Schindler’s documents sold at auction
BOSTON - Reuters
A one-page letter in German dated Aug 22, 1944, signed by Schindler.
Documents linked to Oskar Schindler, the German industrialist known for his efforts to save Jews from World War II concentration camps, were sold at auction for more than $122,000, a New Hampshire auction house said on Aug. 16.The documents included a rare one-page letter, signed by Schindler and dated Aug. 22, 1944, sent from his enamelware factory in Krakow, Poland, where he employed more than 1,000 Jewish workers from a nearby Nazi concentration camp. The letter was written on behalf of one of Schindler’s employees, Adam Dziedzic. Schindler’s story was recounted in the 1982 novel “Schindler’s Ark” by Thomas Keneally and became the basis of Steven Spielberg’s film “Schindler’s List” in 1993.

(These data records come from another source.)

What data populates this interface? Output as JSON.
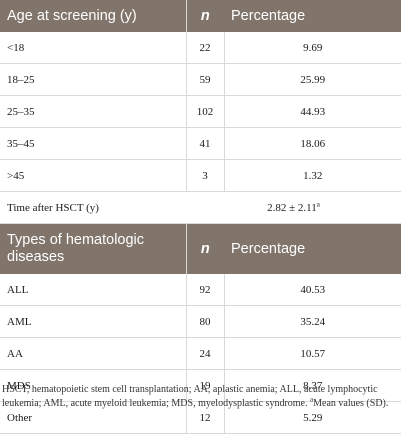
{
  "table": {
    "section1": {
      "headers": [
        "Age at screening (y)",
        "n",
        "Percentage"
      ],
      "rows": [
        {
          "label": "<18",
          "n": "22",
          "pct": "9.69"
        },
        {
          "label": "18–25",
          "n": "59",
          "pct": "25.99"
        },
        {
          "label": "25–35",
          "n": "102",
          "pct": "44.93"
        },
        {
          "label": "35–45",
          "n": "41",
          "pct": "18.06"
        },
        {
          "label": ">45",
          "n": "3",
          "pct": "1.32"
        }
      ],
      "time_row": {
        "label": "Time after HSCT (y)",
        "value": "2.82 ± 2.11",
        "mark": "a"
      }
    },
    "section2": {
      "headers": [
        "Types of hematologic diseases",
        "n",
        "Percentage"
      ],
      "rows": [
        {
          "label": "ALL",
          "n": "92",
          "pct": "40.53"
        },
        {
          "label": "AML",
          "n": "80",
          "pct": "35.24"
        },
        {
          "label": "AA",
          "n": "24",
          "pct": "10.57"
        },
        {
          "label": "MDS",
          "n": "19",
          "pct": "8.37"
        },
        {
          "label": "Other",
          "n": "12",
          "pct": "5.29"
        }
      ]
    }
  },
  "footnote": {
    "text": "HSCT, hematopoietic stem cell transplantation; AA, aplastic anemia; ALL, acute lymphocytic leukemia; AML, acute myeloid leukemia; MDS, myelodysplastic syndrome.",
    "mark": "a",
    "mark_text": "Mean values (SD)."
  }
}
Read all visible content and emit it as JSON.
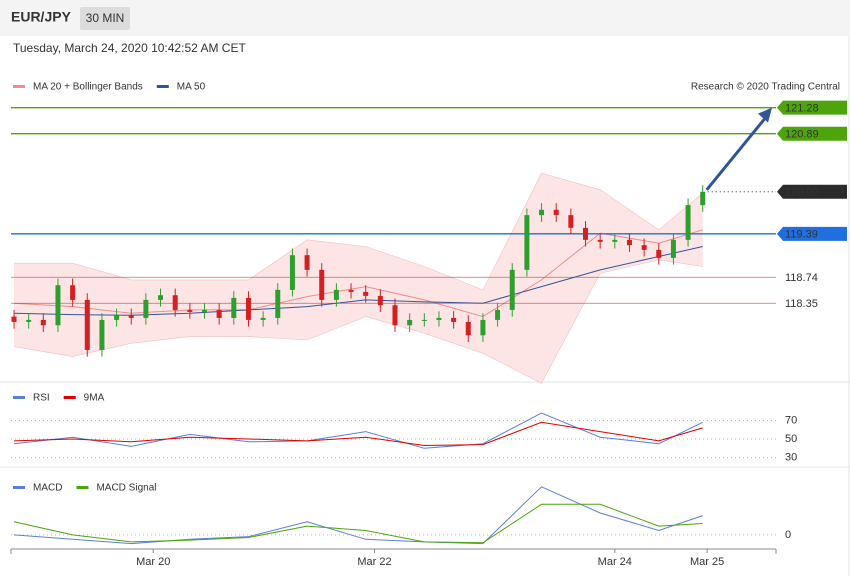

Schindler had learned in the summer of 1944 that the Nazis planned to close factories unrelated to the war effort. Through bribery and personal connections, he won permission to produce arms and move the factory and its workers to Brunnlitz, in Sudetenland, or Sudetengau, in what is now Czech Republic. The nine or 10 lists of employees he submitted to the Nazis became known collectively as “Schindler’s list.”